Overall I agree with the author’s commentary. However I think he is far too dismissive of the impact Ron Paul had on creating coalitions of voters who believe in liberty and extremely-limited government. The main problem occurred when the grassroots elements of the campaign simply assumed a natural coalescence among themselves, thus assuming none would go to Trump or some other populist. So to write these types off as “alienated populists and conspiracy theorists” is simply playing into the hands of people (like those who went from Paul to Trump) who see libertarianism as effete, high-brow nonsense that answers none of their concerns. Instead of this, libertarians should continue to craft unusual alliances and create broad-based policy forums which further the ideas of a pluralistic, pan-anarchist society where everyone can have their say. (by the blog author)
by Jason Farrell
Jerry Taylor of the Niskanen Center dropped a truth bomb on the beltway in his recent piece for Fox News about the decline of Rand Paul. Taylor notes that the alleged growth of the libertarian movement in the wake of the Ron Paul campaign was largely illusory. The alienated populists and conspiracy theorists that filled out Paul’s numbers in 2012 easily made the transition to the very un-libertarian Donald Trump in 2015, leaving Rand out in the cold.

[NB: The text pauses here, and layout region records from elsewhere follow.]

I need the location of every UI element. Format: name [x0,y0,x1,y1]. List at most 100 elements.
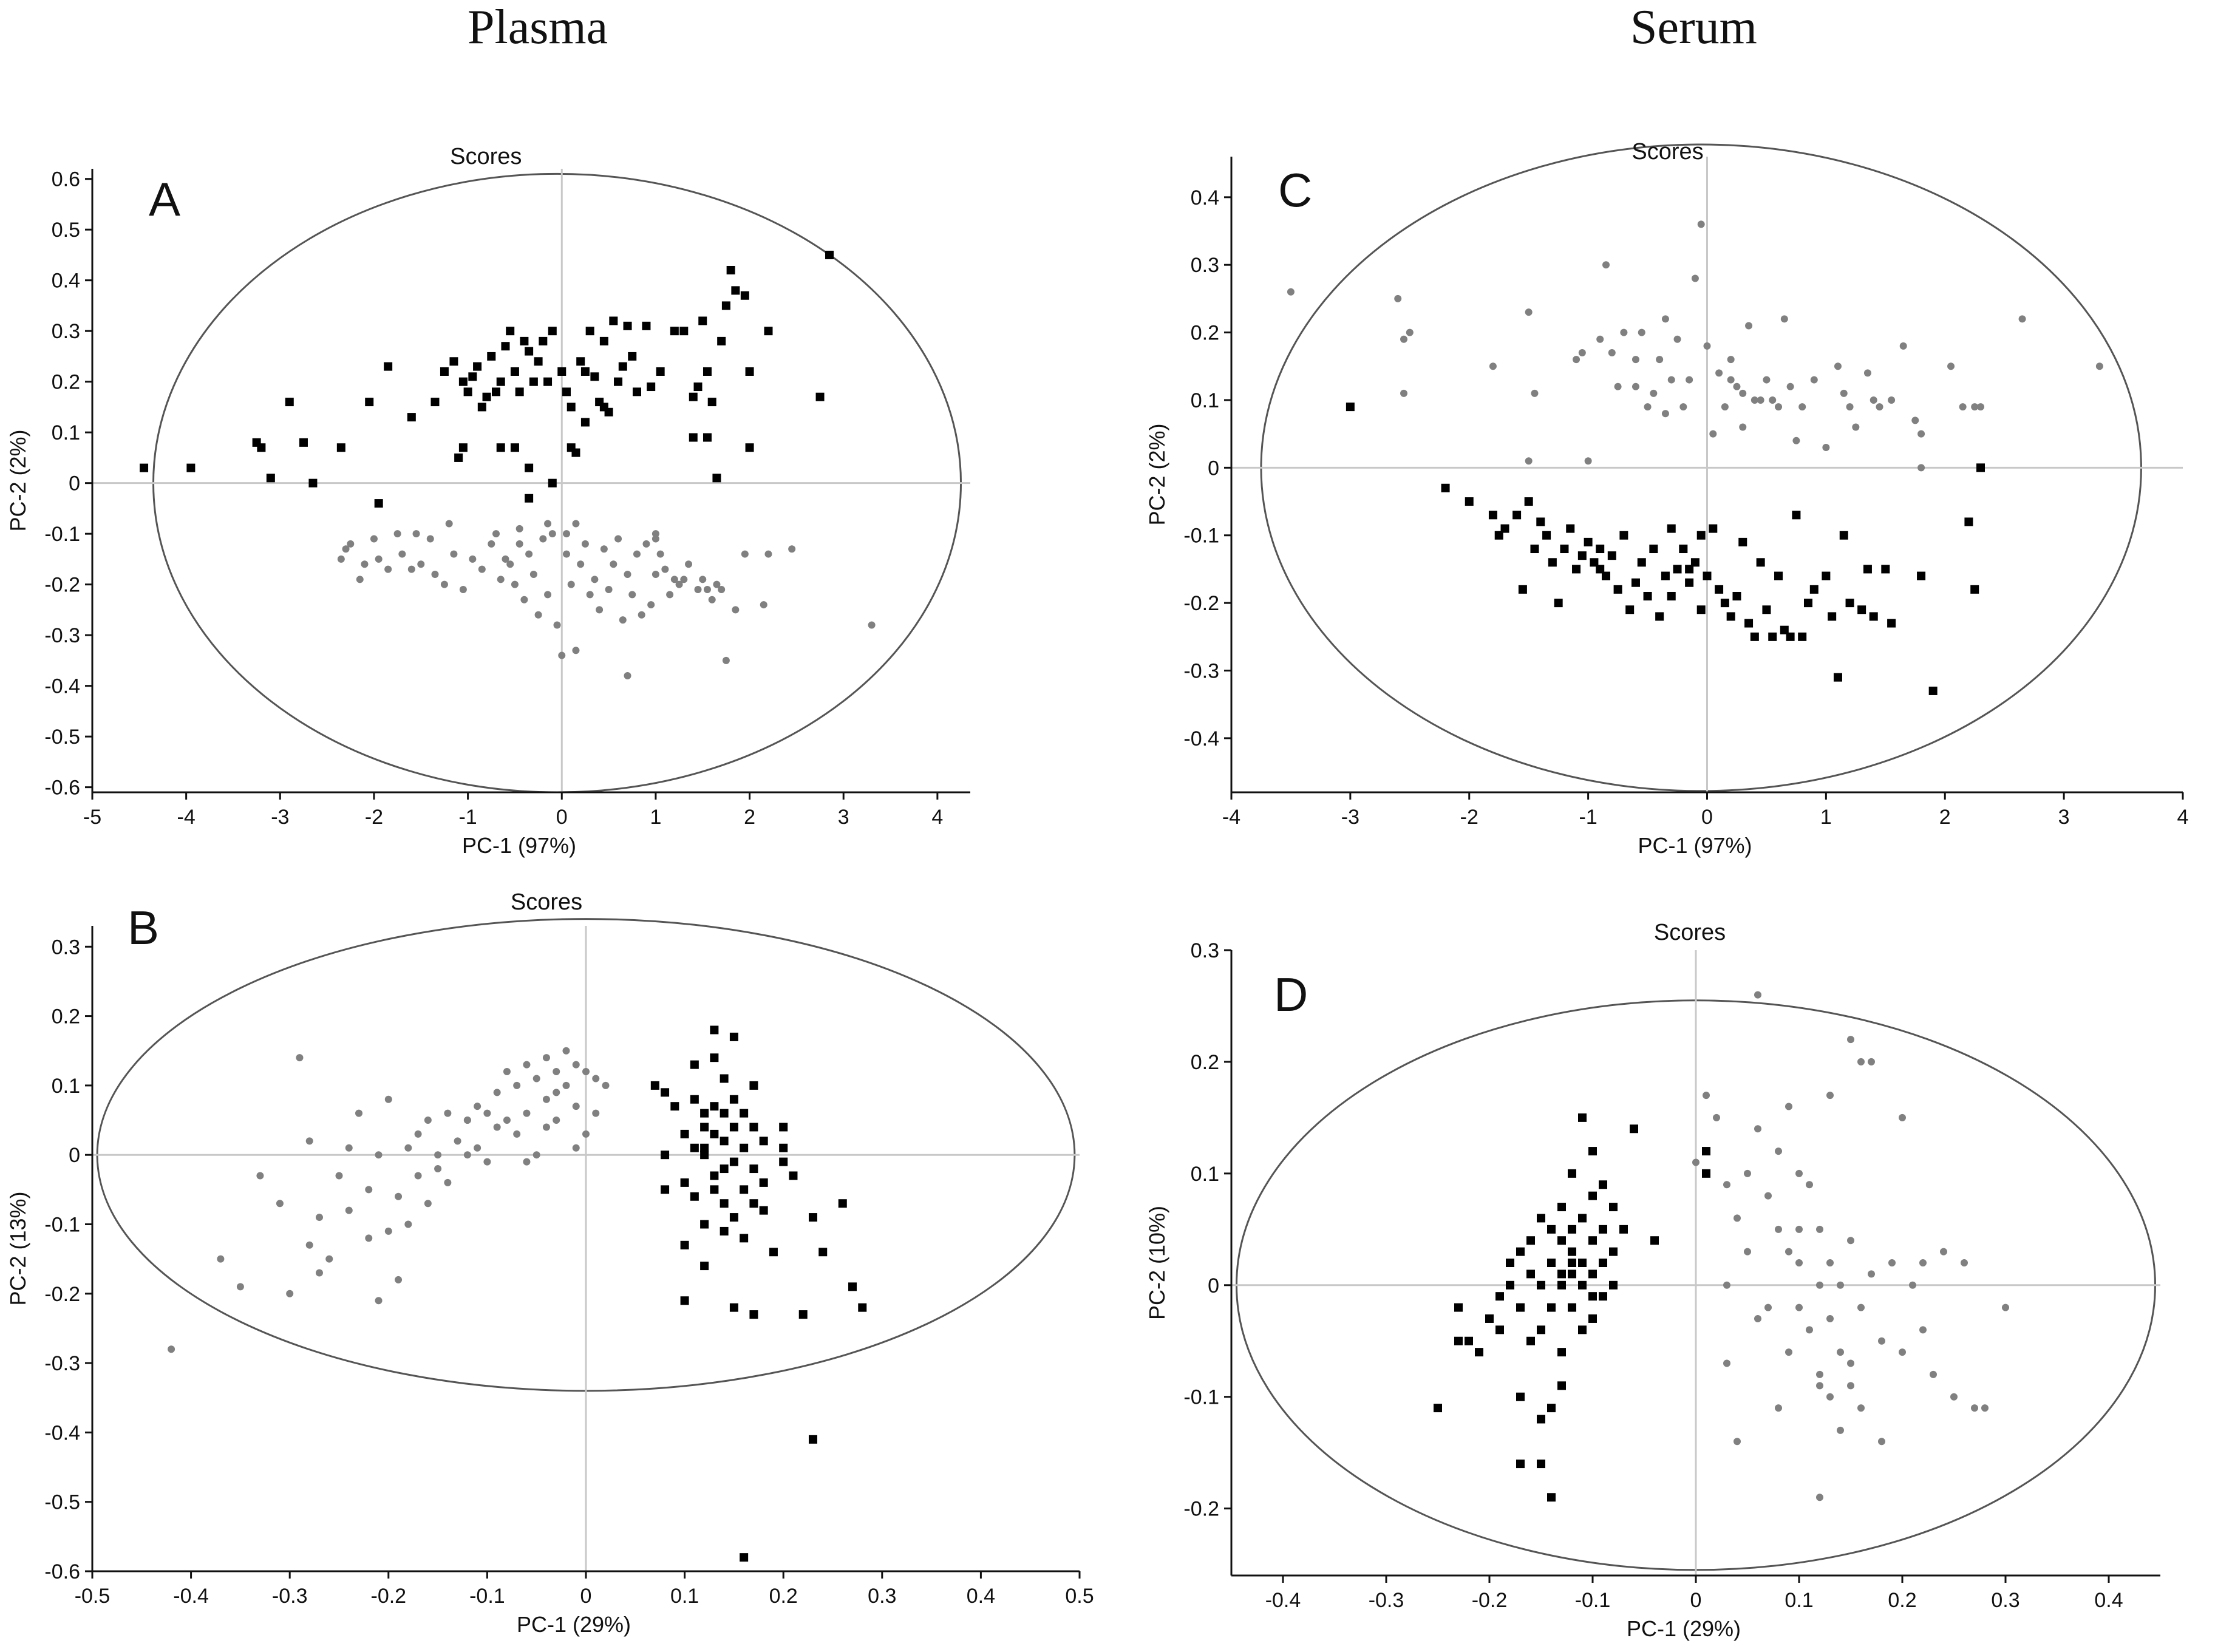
data-point-square [838,1199,847,1208]
data-point-circle [404,1220,412,1228]
data-point-circle [1919,1259,1927,1266]
data-point-square [1750,632,1759,641]
data-point-square [740,1553,749,1562]
data-point-square [599,336,608,345]
x-tick-label: 0.3 [868,1585,896,1608]
data-point-circle [398,550,406,558]
data-point-square [690,1060,699,1069]
x-tick-label: 0 [580,1585,592,1608]
data-point-square [1887,619,1896,628]
data-point-square [632,387,641,396]
data-point-circle [1822,443,1830,451]
y-tick-label: -0.6 [44,1560,80,1583]
data-point-square [1762,605,1771,614]
data-point-circle [305,1241,313,1249]
data-point-square [1578,1259,1587,1267]
data-point-circle [638,611,645,619]
data-point-circle [1961,1259,1968,1266]
data-point-square [1588,1147,1597,1156]
data-point-square [576,357,585,366]
x-tick-label: 3 [2058,806,2070,829]
data-point-square [525,494,534,503]
data-point-circle [1847,1382,1854,1390]
y-tick-label: 0.2 [1191,322,1219,345]
data-point-square [661,1088,670,1097]
x-tick-label: -0.5 [75,1585,111,1608]
data-point-square [759,1178,768,1187]
data-point-square [720,1109,729,1118]
data-point-circle [1757,396,1764,404]
data-point-circle [1780,315,1788,323]
data-point-circle [1764,1304,1772,1311]
data-point-square [700,1262,709,1271]
x-tick-label: 3 [838,806,849,829]
data-point-circle [1837,1348,1844,1356]
x-tick-label: -2 [1460,806,1478,829]
data-point-square [1685,578,1694,587]
data-point-square [764,327,773,336]
data-point-circle [1795,1304,1803,1311]
data-point-circle [1584,457,1592,465]
data-point-square [1434,1404,1442,1413]
data-point-circle [586,591,594,599]
data-point-circle [539,535,547,543]
data-point-circle [1798,403,1806,411]
data-point-square [789,1171,798,1180]
data-point-circle [355,1109,363,1117]
data-point-square [1768,632,1777,641]
x-tick-label: 0.3 [1991,1589,2019,1612]
data-point-circle [478,565,486,573]
data-point-square [729,1032,738,1041]
y-tick-label: 0.1 [52,1075,80,1098]
data-point-square [1557,1280,1566,1290]
data-point-square [700,1123,709,1132]
data-point-circle [1775,1147,1782,1155]
data-point-square [690,1095,699,1104]
data-point-square [1547,1225,1556,1234]
data-point-square [539,336,548,345]
data-point-circle [1852,423,1860,431]
data-point-square [1590,558,1599,567]
data-point-square [1738,537,1747,546]
data-point-square [1607,551,1616,560]
data-point-square [585,327,594,336]
data-point-square [440,367,449,376]
data-point-square [548,478,557,488]
data-point-circle [1977,403,1985,411]
data-point-square [1495,1292,1504,1301]
data-point-circle [450,550,458,558]
y-tick-label: 0.4 [52,270,80,293]
data-point-circle [1775,403,1783,411]
data-point-circle [572,520,580,528]
data-point-square [729,1157,738,1166]
data-point-circle [788,545,796,553]
data-point-circle [1940,1248,1947,1256]
data-point-square [458,377,468,386]
y-tick-label: -0.4 [44,675,80,698]
data-point-circle [497,576,505,583]
data-point-square [1524,497,1533,506]
data-point-square [1596,545,1605,554]
data-point-square [482,392,491,401]
data-point-circle [1930,1370,1937,1378]
data-point-square [689,392,698,401]
data-point-square [1518,585,1527,594]
data-point-square [698,316,707,325]
data-point-square [642,321,651,330]
data-point-circle [1846,403,1854,411]
y-tick-label: 0 [1208,457,1219,480]
data-point-circle [1775,1225,1782,1233]
data-point-circle [661,565,669,573]
data-point-circle [1578,349,1586,357]
data-point-square [1599,1259,1607,1267]
data-point-square [690,1143,699,1152]
y-tick-label: -0.3 [1183,660,1219,683]
data-point-square [614,377,623,386]
data-point-circle [553,1068,560,1076]
data-point-circle [523,1109,531,1117]
data-point-circle [1679,403,1687,411]
x-tick-label: -3 [271,806,289,829]
data-point-square [1857,605,1866,614]
data-point-circle [1870,396,1877,404]
x-tick-label: -0.3 [1369,1589,1404,1612]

The lack of a broad-based movement, despite a number of high profile campaigns and events, is a bitter pill for libertarians who believe in electoral politics. Having libertarians in office may help raise the profile of issues like overcriminalization, tech freedom, and the insanity of the drug war. But those who await a libertarian takeover of the GOP misunderstand the fundamentally radical nature of libertarian ideas and how deeply that radicalism conflicts with the perceptions most Americans have about the role of government.
Trump supporters are a grim reminder that millions of voters view the government as a hammer that can be wielded to smash opposing values or groups and force their beliefs on others. Educating the electorate about libertarian ideas misses the fact that they have no real incentive to learn; most don’t care about the relationship between man and state and likely never will, as long as the state continues to provide the stability they have come to expect. Ron Paul’s success in 2008 and 2012 can largely be credited to the mortgage crisis; once the sting faded, so did support for his radical ideas.
There’s a good reason libertarians remain at the ideological fringe: “Libertarian politics” is a contradiction in terms. Libertarianism is not a third party, like the Know-Nothings or the Whigs or a prescription of policy tweaks to make the government more efficient. It is a distinct value system that abhors political power itself, even if some of its adherents consider power a necessary evil.
Libertarians may disagree whether the state should be abolished or minimized, but the difference matters little to the average American: Both seem frighteningly outside his own experience. Even the most moderate libertarians will wax poetic about ending intellectual property or privatizing the welfare system. Moreover, virtually all voters are deeply invested in government services they have come to depend on, and libertarians have been unable to present hypothesized private-sector alternatives while the state forces dependence upon itself. Conceptually, libertarians are on a page that most people find bizarre.
Libertarianism is best understood as the latest in a long line of radical liberation ideologies, rooted in the principles of natural law and individualism, that have provided the intellectual basis for rebellion since the American Revolution. It is a reaction to the perpetual expansion of government power in the U.S. and its frequent abuses. But radicalism, by definition, is immoderate and cannot compromise its way to reforms. Rather than moving toward the “Overton window” of public opinion by moderating controversial views (as Rand Paul attempted), radicals must pull public opinion towards their own viewpoints. Rand’s straying from libertarian principles means that he likely has little unique appeal even for the tiny libertarian electorate his father created. David Boaz’s research shows that 70% of libertarian-leaning voters went with Mitt Romney over Gary Johnson in 2012, so we know even libertarians who believe in politics are willing to blunt their own sword.
If libertarianism is denied its radical characteristics, it degrades into a flimsy millennial conservatism: Fiscally conservative, socially liberal and completely powerless, a mashup of existing ideas better espoused by other parties and ideologies. Without unyielding commitment to truly radical ideas, libertarians are drowned out by louder voices catering to the will of angry, pitchfork-bearing constituents. They add little of value, and are likely to end up little more than a footnote in the history of conservatism.
To fail to understand this is to remain resigned to swim against the tide of American politics. As Friedrich Hayek pointed out: “Those who have concerned themselves exclusively with what seemed practicable in the existing state of opinion have constantly found that even this has rapidly become politically impossible as the result of changes in a public opinion which they have done nothing to guide.”
Instead, libertarians might be more useful as single-issue activists and innovators. While U.S. politicians fail to shrink government, individualists like Erik Voorhees, Cody Wilson, Peter Thiel and the pseudonymous Satoshi Nakamoto are using technology to forge a new path. Time will tell exactly where that leads. But Rand’s decline underlines the fact that libertarian ethics predicate disruption and revolution, not moderation and compromise. As such, it is unlikely to ever get big votes in American politics.